Оглянувшись по сторонам, Оседень увидел, как сзади, из огромного войска и сонма, окружающего его, вперед выехало три всадника: это были его сыновья вместе с братом Порышем. Буквально через несколько мгновений показался и четвертый всадник – Моск. Близнецы были облачены в почти одинаковые доспехи, с одной лишь разницей – размере брони, ведь Порыш выглядел намного упитаннее своего худосочного братца. Но эта разница была последствием лишь особого пристрастия Порыша к чрезмерному чревоугодию из-за всевозможных вкусностей, которые наготавливали жены Сама почти каждый день без всякого на то праздничного повода. Моск же очень часто любил придерживаться различных постов, считая, что так его мозг использовал свои ресурсы намного функциональнее и продуктивнее. Волнение на румяном лице Моска и в его серебряных глазах проявлялось точно так же, как и у его брата Порыша. Тем не менее оба держались смирно и старались не подавать виду. Ниспадающие светло-русые волосы и бороды обоих придавали им какого-то еще большего величия. Выделялись на фоне остальных воинов и Тур с Сарматом, но каждый по-своему: безбородый статный Тур со своими недлинными кучерявыми темно-каштановыми волосами походил на некоего древнего легендарного героя, взгляд же его стальных очей делал его чрезмерно серьезным и строгим для своих двадцати лет, в то время, как его старший на три года брат был его полной противоположностью – озорным, веселым и бесшабашным, что еще больше подчеркивалось его рыжей львиной гривой и бородой в совокупности с по-детски беззаботными белесо-голубыми глазами. Даже сейчас, за несколько часов до отбытия, Оседень заметил, как его старший сын успел пофлиртовать чуть ли не с десятком девушек, пришедшими проводить своих братьев на войну.

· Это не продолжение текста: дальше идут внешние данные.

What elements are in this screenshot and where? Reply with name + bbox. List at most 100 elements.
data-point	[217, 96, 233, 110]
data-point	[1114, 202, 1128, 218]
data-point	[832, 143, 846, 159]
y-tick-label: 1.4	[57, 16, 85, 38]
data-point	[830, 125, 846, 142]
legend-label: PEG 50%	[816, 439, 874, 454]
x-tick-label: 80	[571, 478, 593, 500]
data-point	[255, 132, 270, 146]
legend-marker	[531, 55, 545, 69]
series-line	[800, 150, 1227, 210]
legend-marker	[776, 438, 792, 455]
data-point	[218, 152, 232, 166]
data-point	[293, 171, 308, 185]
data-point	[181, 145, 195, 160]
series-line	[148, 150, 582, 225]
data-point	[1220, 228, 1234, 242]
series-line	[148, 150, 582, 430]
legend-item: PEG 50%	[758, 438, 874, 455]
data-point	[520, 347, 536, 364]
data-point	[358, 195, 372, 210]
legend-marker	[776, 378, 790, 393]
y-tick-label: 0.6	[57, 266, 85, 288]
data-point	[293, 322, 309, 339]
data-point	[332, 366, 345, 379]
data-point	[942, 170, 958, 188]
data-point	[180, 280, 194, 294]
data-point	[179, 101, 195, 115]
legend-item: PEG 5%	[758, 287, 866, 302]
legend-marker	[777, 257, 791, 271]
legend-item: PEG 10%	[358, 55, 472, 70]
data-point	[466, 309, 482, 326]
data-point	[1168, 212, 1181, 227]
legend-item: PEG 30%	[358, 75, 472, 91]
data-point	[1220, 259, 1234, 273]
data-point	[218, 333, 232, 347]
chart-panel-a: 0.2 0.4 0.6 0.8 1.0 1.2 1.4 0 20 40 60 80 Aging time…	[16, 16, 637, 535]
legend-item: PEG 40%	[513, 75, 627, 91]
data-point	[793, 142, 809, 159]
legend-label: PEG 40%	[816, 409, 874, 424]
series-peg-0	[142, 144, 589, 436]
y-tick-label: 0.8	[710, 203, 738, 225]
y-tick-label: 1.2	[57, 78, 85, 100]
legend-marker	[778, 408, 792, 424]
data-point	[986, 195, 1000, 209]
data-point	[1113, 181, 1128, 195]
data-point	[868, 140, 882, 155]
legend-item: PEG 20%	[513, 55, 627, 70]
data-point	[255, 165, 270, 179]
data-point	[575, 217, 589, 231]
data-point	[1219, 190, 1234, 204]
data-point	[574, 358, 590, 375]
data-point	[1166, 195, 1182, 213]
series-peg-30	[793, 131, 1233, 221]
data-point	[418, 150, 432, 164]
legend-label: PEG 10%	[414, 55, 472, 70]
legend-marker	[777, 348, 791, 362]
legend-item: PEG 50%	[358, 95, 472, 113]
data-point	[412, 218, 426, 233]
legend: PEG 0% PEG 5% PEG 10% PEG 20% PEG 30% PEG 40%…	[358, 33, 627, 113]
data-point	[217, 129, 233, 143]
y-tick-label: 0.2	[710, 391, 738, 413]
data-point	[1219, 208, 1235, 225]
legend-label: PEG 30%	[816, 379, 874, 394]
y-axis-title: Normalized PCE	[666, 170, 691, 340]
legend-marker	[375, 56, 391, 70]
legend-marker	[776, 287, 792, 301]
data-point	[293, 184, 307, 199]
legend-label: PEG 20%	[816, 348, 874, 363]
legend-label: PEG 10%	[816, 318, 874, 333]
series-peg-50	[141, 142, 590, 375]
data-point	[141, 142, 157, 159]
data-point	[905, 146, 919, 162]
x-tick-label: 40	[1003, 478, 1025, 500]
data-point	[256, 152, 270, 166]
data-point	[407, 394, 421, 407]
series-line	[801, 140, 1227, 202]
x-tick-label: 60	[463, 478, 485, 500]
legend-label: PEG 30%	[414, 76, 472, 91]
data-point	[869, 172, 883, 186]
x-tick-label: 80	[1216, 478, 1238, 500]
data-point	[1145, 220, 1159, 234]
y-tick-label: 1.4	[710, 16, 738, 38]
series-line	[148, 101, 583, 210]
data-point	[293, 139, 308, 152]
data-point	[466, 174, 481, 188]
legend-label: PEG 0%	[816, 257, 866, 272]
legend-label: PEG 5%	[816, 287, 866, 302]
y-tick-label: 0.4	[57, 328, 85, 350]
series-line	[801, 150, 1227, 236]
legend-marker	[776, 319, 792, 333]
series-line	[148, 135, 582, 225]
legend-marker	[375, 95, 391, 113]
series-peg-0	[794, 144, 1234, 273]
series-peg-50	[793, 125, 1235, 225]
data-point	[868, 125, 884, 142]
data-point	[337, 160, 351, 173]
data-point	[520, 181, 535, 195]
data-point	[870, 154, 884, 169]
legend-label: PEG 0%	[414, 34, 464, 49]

Итак, когда все уже были готовы, и все прощания и разговоры между дружинниками и их родственниками были завершены, Сам взял в руки переданный ему помощником бычий рог, и глубокий утробный звук раскатился по всей местности и, казалось, был слышен аж за несколько верст. Оседень пришпорил коня, следом за ним устремились Моск по правую руку, будучи его первым советником, и Порыш по левую руку – его глава похода назначил военачальником всей дружины. Сзади скакали сыновья Оседня, которые были воеводами-тысячниками семиводского войска, чуть поодаль догоняли лидеров и оставшиеся три воеводы. От стука копыт коней многотысячного войска вся земля задрожала так, что даже в домах Кологарда посуда подскакивала на столах, а пыль в поле стояла столбом и дружина постепенно начала растворяться в ней, скрываясь за горизонтом. Славен проводил последних воев взглядом и, как и все, развернулся и направился к городу. Вернувшись домой, он захотел вновь переговорить с сыном и попросить прощения за то, что вчера не сдержал свой гнев, хотя и считал, что все же неразумно было Вятко в таком возрасте езжать в столь опасный поход. Но дома на удивление было тихо – в такое время обычно все собирались обедать, и Вятко зачастую звал своих друзей, поэтому в доме стоял вечный гул, что в какой-то степени было по душе Славену, ибо он по природе своей не переносил чересчур тихих и пустых мест. На кухне копошилась Ильмера, домывая свою посуду, тарелка с уже остывающей, но аппетитно пахнущей на весь дом снедью ожидала его на столе.
– Ну и как все прошло? – поинтересовалась девушка, заметив присутствие брата на кухне.
– Они ускакали…
– Да уж, – хихикнула хозяйка, – было слышно аж сюда.
– Ты Вятко не видела сегодня? Я хотел извиниться… – замялся Славен.
– Ах извиниться? – резко повернулась вдруг с полотенцем в руках девушка, – Это-то за то, что ты его ни за что, ни про что ударил? – с издевкой спросила она.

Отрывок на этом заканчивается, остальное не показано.